Just as he's buttoning up his jeans, his stomach suddenly demands his attention by growling uproariously in protest, and truth be told, he hadn't even noticed until now he was actually hungry. Probably too busy thinking up creative ways he'd like to put an end to that annoying, high-pitched giggle that kept spilling forth from Mr Banefort's pudgy lips every other minute.
Oh well. Perhaps some takeaway would be a good idea?
There's a new Indian restaurant just a few blocks away that he's been wanting to try out.
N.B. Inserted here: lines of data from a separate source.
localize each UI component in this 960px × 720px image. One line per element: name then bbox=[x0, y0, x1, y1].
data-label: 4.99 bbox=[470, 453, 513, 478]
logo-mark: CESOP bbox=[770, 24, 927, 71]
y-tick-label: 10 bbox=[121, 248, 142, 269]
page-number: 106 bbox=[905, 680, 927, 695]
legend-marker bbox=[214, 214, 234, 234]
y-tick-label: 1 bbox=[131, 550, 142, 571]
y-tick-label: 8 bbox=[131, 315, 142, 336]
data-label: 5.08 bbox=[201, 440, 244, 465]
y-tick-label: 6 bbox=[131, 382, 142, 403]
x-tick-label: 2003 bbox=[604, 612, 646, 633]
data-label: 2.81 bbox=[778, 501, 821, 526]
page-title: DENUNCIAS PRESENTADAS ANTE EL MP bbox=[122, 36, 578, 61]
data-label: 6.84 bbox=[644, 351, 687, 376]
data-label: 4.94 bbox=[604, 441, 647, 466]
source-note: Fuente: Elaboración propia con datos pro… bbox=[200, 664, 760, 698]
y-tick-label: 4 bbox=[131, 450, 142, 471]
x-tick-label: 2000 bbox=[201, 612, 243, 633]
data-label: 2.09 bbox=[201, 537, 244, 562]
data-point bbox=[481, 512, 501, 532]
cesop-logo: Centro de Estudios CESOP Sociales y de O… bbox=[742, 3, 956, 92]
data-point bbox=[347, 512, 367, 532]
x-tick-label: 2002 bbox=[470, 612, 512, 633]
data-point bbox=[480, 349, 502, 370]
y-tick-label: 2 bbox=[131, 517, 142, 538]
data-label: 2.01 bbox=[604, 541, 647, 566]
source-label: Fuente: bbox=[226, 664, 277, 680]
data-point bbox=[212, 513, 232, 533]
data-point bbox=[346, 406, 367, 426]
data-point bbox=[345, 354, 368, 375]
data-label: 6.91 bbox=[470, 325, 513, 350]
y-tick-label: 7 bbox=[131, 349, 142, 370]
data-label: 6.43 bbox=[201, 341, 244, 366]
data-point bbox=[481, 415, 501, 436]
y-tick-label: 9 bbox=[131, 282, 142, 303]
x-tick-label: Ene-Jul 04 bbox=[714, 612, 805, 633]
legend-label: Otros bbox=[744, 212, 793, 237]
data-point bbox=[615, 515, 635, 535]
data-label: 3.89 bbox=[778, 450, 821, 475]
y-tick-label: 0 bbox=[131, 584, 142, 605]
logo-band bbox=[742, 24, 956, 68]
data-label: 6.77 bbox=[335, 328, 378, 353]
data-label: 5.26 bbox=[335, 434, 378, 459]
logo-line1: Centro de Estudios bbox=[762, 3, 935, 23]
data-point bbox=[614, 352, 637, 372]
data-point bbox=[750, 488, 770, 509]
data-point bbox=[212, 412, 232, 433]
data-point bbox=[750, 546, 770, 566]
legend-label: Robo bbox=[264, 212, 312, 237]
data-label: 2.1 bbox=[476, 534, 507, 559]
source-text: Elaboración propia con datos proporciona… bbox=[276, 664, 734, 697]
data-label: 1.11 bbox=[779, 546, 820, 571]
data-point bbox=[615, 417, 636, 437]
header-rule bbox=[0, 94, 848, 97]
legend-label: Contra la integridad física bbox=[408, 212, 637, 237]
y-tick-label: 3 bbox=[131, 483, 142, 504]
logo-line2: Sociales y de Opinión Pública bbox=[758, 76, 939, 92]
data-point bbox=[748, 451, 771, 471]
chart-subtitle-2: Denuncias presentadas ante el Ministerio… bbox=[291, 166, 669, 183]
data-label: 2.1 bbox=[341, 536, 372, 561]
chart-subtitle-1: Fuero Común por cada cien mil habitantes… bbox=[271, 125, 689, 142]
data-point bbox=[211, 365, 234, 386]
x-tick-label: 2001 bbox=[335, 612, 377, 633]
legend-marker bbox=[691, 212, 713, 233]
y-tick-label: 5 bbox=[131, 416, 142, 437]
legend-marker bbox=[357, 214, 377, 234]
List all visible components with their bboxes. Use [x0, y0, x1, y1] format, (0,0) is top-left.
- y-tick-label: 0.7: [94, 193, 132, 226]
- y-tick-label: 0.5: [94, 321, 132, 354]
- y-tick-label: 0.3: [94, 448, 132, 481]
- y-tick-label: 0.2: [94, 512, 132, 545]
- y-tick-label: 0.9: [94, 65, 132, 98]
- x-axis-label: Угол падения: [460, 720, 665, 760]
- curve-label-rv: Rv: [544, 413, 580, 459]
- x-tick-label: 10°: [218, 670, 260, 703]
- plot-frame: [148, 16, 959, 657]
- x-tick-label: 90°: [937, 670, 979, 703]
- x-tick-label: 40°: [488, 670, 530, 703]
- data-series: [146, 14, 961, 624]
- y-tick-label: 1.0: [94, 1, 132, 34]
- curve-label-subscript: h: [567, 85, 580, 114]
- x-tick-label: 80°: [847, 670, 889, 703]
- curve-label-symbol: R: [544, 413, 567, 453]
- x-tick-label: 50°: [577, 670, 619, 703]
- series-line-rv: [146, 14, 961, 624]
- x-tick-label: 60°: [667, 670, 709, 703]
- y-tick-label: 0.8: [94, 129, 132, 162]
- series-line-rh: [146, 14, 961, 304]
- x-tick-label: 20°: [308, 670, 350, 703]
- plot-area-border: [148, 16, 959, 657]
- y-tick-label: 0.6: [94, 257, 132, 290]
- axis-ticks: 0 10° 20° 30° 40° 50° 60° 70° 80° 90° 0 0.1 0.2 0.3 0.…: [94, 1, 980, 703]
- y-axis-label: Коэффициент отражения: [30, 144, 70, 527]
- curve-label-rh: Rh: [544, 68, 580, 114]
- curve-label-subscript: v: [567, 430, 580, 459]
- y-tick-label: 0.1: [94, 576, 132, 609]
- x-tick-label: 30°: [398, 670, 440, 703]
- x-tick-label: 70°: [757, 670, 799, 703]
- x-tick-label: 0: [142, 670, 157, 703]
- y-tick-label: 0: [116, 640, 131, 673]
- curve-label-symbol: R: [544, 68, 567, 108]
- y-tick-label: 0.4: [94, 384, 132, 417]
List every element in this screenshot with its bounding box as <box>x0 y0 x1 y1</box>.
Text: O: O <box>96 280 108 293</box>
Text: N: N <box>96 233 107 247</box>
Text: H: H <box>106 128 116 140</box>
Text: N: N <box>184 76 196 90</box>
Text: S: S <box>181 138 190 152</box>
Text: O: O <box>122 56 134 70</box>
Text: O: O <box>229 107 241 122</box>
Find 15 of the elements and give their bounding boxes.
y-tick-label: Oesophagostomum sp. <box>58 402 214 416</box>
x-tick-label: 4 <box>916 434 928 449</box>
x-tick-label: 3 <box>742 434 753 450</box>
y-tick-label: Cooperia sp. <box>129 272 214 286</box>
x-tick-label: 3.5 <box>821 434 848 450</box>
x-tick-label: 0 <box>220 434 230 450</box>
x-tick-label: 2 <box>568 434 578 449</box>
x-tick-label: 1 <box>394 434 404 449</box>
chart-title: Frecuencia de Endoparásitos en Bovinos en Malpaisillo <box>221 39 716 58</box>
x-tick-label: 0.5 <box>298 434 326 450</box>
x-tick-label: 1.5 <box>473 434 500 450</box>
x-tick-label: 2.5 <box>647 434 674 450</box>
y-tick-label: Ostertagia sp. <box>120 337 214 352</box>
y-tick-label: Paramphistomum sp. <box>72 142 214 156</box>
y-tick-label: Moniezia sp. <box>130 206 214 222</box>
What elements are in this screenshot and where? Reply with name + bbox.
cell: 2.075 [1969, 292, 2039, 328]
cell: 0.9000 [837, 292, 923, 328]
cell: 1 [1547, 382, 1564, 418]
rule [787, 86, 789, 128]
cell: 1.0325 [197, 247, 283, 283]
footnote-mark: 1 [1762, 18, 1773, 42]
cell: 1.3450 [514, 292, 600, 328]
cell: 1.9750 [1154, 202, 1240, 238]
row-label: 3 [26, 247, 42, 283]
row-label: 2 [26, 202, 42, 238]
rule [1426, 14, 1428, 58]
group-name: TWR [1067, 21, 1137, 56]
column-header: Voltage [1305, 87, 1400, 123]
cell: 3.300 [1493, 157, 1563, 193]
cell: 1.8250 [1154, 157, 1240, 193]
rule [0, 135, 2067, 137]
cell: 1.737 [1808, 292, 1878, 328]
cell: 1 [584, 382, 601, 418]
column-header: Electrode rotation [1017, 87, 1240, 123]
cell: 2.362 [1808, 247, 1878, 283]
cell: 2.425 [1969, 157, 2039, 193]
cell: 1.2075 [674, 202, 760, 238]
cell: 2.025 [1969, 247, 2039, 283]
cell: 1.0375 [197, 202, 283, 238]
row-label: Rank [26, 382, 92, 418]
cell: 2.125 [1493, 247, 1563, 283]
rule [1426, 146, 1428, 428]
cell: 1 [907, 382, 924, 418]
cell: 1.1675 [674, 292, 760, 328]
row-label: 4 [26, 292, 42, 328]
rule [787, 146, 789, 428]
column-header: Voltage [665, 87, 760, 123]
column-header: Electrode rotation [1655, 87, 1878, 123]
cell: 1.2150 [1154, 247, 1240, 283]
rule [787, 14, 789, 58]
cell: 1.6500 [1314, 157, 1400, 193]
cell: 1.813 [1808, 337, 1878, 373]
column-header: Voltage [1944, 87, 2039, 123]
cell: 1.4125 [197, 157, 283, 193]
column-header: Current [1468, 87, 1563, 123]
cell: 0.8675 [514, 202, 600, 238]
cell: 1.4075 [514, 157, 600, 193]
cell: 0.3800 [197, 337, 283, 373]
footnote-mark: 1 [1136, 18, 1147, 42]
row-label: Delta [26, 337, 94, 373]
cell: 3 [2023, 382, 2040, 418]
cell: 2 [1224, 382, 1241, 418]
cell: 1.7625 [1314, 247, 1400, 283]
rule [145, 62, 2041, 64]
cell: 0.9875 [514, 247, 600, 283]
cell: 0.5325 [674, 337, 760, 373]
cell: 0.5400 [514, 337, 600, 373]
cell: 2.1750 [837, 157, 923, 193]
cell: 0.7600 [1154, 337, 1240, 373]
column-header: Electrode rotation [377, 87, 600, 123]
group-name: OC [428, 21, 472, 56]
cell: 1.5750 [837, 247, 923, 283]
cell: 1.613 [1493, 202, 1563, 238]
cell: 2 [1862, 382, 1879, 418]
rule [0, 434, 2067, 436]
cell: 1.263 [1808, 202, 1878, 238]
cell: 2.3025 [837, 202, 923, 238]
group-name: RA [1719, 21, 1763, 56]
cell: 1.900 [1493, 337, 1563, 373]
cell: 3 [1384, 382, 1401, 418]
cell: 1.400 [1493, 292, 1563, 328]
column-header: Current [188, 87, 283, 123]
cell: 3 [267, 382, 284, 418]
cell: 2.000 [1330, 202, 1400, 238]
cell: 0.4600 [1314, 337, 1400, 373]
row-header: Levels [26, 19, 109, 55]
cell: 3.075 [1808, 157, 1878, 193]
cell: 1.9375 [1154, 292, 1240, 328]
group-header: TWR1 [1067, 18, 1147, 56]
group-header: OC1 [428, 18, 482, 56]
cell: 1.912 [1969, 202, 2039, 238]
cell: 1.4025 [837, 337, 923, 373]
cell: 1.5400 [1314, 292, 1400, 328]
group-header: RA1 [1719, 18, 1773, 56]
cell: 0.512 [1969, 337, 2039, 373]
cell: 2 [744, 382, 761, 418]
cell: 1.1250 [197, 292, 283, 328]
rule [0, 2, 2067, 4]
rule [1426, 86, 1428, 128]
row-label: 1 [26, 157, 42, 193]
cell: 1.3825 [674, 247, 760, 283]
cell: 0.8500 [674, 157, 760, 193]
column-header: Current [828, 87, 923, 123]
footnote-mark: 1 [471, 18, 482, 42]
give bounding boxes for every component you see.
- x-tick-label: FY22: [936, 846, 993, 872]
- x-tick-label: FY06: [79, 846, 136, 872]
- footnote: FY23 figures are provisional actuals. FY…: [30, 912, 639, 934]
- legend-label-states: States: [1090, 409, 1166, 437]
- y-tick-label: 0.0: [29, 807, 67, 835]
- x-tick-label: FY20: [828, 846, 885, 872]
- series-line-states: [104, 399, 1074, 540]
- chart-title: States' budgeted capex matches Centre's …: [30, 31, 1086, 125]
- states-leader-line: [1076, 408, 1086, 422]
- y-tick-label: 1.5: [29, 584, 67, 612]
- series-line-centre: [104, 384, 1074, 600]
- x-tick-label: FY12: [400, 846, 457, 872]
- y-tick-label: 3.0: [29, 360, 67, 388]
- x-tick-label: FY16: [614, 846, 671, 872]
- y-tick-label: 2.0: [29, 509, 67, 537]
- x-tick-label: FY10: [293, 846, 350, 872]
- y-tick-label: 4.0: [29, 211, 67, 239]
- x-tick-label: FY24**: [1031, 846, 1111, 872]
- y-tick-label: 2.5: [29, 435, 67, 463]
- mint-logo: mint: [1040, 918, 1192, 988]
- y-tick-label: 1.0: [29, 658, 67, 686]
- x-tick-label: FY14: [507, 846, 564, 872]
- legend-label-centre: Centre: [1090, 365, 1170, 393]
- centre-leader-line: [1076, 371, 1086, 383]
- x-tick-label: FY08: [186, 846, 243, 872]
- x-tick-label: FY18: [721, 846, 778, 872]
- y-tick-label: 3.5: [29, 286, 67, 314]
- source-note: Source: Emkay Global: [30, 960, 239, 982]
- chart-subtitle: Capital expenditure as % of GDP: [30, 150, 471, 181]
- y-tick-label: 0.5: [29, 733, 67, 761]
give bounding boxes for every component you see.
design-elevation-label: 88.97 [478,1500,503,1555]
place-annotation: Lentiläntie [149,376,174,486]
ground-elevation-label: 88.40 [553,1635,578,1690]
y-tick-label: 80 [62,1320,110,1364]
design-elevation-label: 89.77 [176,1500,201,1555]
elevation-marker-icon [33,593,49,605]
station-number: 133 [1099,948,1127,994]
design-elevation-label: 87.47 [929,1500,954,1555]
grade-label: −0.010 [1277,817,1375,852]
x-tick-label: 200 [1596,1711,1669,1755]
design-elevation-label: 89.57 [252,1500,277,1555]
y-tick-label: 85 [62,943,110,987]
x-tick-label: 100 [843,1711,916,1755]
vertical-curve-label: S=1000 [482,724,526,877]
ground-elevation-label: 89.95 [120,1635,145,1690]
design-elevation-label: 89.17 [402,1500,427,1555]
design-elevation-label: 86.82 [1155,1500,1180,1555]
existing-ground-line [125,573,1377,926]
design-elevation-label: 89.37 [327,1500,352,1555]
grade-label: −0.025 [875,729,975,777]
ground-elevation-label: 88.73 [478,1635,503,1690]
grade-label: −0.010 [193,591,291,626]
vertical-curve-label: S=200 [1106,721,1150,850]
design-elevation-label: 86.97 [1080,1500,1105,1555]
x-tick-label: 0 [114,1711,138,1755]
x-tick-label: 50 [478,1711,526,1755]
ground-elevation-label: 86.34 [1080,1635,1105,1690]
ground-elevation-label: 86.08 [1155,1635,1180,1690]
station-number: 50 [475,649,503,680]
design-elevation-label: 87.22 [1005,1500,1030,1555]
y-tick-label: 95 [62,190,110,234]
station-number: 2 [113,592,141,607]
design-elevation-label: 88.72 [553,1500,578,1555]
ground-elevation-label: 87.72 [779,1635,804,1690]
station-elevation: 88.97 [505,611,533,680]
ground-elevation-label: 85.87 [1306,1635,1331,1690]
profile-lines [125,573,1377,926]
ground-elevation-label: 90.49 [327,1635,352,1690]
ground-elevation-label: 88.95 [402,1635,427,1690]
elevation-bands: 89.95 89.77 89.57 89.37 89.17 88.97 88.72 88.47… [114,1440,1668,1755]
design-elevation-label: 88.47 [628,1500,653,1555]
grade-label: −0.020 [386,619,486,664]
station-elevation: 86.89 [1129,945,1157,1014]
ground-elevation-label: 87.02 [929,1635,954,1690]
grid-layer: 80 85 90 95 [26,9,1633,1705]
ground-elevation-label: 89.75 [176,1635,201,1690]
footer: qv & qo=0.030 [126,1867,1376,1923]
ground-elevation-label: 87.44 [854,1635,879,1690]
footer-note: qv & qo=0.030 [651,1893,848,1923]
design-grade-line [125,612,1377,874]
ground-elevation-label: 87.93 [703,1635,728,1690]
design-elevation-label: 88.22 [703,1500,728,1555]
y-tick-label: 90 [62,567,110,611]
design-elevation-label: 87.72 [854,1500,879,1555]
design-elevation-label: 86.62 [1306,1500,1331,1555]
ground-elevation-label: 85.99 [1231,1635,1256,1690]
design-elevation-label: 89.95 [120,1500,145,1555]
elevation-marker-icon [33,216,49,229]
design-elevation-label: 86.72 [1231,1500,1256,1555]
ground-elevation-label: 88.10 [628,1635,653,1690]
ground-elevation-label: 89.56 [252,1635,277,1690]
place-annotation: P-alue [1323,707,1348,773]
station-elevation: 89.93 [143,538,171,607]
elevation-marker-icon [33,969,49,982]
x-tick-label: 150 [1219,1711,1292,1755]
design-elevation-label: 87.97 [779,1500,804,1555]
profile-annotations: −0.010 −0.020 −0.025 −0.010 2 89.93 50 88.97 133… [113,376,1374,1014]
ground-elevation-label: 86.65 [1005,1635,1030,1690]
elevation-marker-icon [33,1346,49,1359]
Loki likes Indian, doesn't he?
He brushes aside the voice pointedly asking why it's so important to him what Loki likes or not.
Yeah, Indian it is.
Grabbing his jacket off the clothes rack in the hallway, he heads out in the sunny weather, whistling as he strolls down the street, navigating expertly between strollers the size of small cars and reckless roller skaters and teenagers with headphones clamped over their spiky hair.
There's a vague but persistent feeling that there's something off, something that's different than usual, but he can't quite put his finger on it, so he ignores it for now.
It's only when he pushes open the door with a "Mombasa Kitchen" sign hanging slightly askew over the entrance that he notices that his leather jacket isn't creaking any more.